Subject: Wire transfer

X-PHP-Originating-Script: 33:index.php

From: Bob Loblaw <ceo@gmail.com>

X-Priority: 3 (Normal)

Importance: Normal

Errors-To: ceo@gmail.com

Reply-To: ceo@gmail.com

Content-Type: text/plain; charset=utf-8

Message-Id: <20190921131609.5893322309@localhost>

Date: Sat, 21 Sep 2019 09:16:09 -0400 (EDT)

Which is a mess to read for anyone not familiar to email headers can be better summed up like this:

Date: Sat, 21 Sep 2019 09:16:09 -0400 (EDT)

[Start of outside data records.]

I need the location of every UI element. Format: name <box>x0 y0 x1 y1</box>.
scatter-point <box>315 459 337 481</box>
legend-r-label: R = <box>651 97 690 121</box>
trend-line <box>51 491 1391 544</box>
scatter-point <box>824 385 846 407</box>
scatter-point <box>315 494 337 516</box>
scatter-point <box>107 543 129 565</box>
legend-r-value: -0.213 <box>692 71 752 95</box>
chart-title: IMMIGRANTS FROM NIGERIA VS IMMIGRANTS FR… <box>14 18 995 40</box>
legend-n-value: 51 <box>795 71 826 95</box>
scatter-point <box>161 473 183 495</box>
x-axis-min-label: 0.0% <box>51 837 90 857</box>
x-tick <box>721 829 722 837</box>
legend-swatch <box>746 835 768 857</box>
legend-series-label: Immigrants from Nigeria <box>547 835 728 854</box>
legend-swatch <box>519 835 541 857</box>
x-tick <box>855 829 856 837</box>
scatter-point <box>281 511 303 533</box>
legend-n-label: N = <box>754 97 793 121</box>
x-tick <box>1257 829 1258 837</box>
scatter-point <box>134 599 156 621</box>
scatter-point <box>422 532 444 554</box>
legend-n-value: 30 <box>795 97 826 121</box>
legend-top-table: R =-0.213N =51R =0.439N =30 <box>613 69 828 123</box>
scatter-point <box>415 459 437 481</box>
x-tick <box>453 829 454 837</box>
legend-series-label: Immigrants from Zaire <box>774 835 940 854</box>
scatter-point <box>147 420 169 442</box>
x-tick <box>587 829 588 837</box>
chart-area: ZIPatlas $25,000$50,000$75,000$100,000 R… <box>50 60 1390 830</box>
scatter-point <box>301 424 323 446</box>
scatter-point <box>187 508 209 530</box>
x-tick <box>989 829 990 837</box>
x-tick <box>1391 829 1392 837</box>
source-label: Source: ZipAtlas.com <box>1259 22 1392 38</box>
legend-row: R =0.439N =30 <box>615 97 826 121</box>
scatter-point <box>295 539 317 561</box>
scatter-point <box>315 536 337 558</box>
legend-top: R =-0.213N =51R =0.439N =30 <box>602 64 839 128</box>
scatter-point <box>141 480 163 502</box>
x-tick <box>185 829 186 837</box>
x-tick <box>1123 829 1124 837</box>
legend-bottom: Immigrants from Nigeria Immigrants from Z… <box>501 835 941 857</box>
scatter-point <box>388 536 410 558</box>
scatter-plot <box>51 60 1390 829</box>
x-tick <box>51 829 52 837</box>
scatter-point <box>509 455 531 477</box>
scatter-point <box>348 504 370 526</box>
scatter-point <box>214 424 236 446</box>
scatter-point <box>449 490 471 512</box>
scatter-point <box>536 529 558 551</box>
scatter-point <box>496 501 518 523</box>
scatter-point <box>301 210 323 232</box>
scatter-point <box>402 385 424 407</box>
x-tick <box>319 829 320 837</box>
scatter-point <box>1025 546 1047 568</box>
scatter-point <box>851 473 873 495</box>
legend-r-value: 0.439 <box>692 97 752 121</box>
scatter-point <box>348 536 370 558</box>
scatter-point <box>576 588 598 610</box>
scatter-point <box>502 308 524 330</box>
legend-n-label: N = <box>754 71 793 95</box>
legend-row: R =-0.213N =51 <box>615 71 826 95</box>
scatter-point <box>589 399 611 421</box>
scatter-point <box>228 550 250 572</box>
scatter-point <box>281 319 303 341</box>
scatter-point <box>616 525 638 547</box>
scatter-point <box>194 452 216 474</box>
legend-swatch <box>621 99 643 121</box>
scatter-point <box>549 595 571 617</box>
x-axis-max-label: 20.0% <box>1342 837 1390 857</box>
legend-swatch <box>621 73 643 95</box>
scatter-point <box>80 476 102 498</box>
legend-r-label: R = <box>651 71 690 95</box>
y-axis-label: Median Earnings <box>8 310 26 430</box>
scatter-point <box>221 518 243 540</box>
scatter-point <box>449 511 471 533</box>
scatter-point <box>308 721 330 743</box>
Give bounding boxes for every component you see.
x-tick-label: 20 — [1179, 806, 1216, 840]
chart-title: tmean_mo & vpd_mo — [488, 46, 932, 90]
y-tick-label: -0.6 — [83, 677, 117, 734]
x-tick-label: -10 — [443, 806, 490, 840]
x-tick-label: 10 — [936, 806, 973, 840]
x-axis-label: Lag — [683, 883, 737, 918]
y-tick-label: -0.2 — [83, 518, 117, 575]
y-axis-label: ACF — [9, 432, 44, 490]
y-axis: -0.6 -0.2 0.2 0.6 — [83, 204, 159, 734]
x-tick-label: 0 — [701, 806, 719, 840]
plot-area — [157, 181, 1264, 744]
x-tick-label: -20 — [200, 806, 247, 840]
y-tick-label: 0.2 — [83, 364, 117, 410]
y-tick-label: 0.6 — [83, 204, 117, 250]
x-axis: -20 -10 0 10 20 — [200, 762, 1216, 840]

Delivered-To: myemail@gmail.com

Return-Path: ceo@gmail.com

Reply-To: ceo@gmail.com
Origin Domain: emkei.cz. [93.99.104.21]
Origin Location: Czechia
ASN Owner Liberty Global B.V.
DMARC: Failed - unauthenticated
SPF: Soft Failed - Tagged as Spam
Email Contents: Attempt to initiate wire transfer

See appendix 1

And then the actual headers included at the end as notes. This way the relevant information needed for the investigation and for those you are reporting to is there, but the info that's really only there for routing information internally to the email systems is left out but easily referenced later by looking up appendix 1 incase you want to go back and analyze it more.

This is a lot better than just saying 

origin 93.99.104.21

and assuming people know what the heck you are talking about even if it takes that much more time to type out.